A skin-perfecting powder, Les Beiges is light and natural, as advertised, offering a transparent, smooth, soft and natural, easy-to-apply powder. Chanel loses me with the "translucent sheen" it's supposed to have. There are seven shades available in the U.S., so the powders can serve as bronzers, contouring powders, or finishing powders.
A hybrid powder (depending on your skin tone and the shade selected), Les Beiges were inspired by Gabrielle Chanel’s passion for freedom - a new makeup approach for “simple, intuitive, and natural beauty.”
The ingredients are said to include a purifying protective cream containing white roses and a cotton composite plant cell extract that will protect the skin from environmental pollution while soothing and calming the skin. Shea butter will offer softness, while the UVA and UVB factors will help prevent fine lines and sun spots. The powders are lightly scented with Chanel's iconic gardenia - very lightly. I like parts of its description. The more UVA and UVB sun protection, the better in my mind.
I have a very large sample in N°10, given to me at Neiman Marcus (probably the same samples Chanel sent out). The color is perfect for my skin. I'm not looking for a bronzer; I have way too many of them.
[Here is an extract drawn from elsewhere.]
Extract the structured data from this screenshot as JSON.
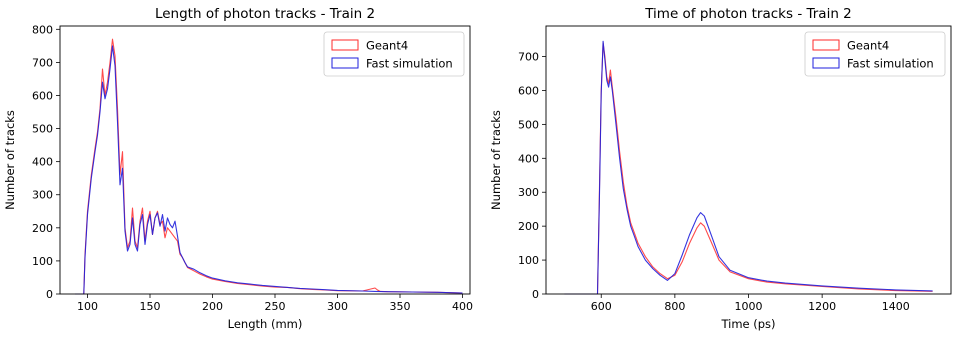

I think Les Beiges Healthy Glow is a nice pressed powder. It adds a matte, not glowing, finish to my skin. It's great for "powdering my nose" mid-day. I've tried it as a setting powder, and it worked moderately well. It offers no coverage of note, so I could never use it alone, without foundation beneath. The coverage is way too sheer to expect coverage.
I've tried everything I know to do to find the glow that other bloggers have reported. I've applied it with a sponge and brush. I've swept my finger across the surface to get a good look at a concentrated sample of the powder. I've examined the powder's surface in the little compact. I can't find the glow or sheen!
I have concluded that the marketing strategy for Chanel's Les Beiges was brilliant. They managed to make me - and perhaps others - think there was something magical to the product, when, it's simply just another pressed powder - a nice one, but not award-winning. That luminous glow? Let me know if you can find it.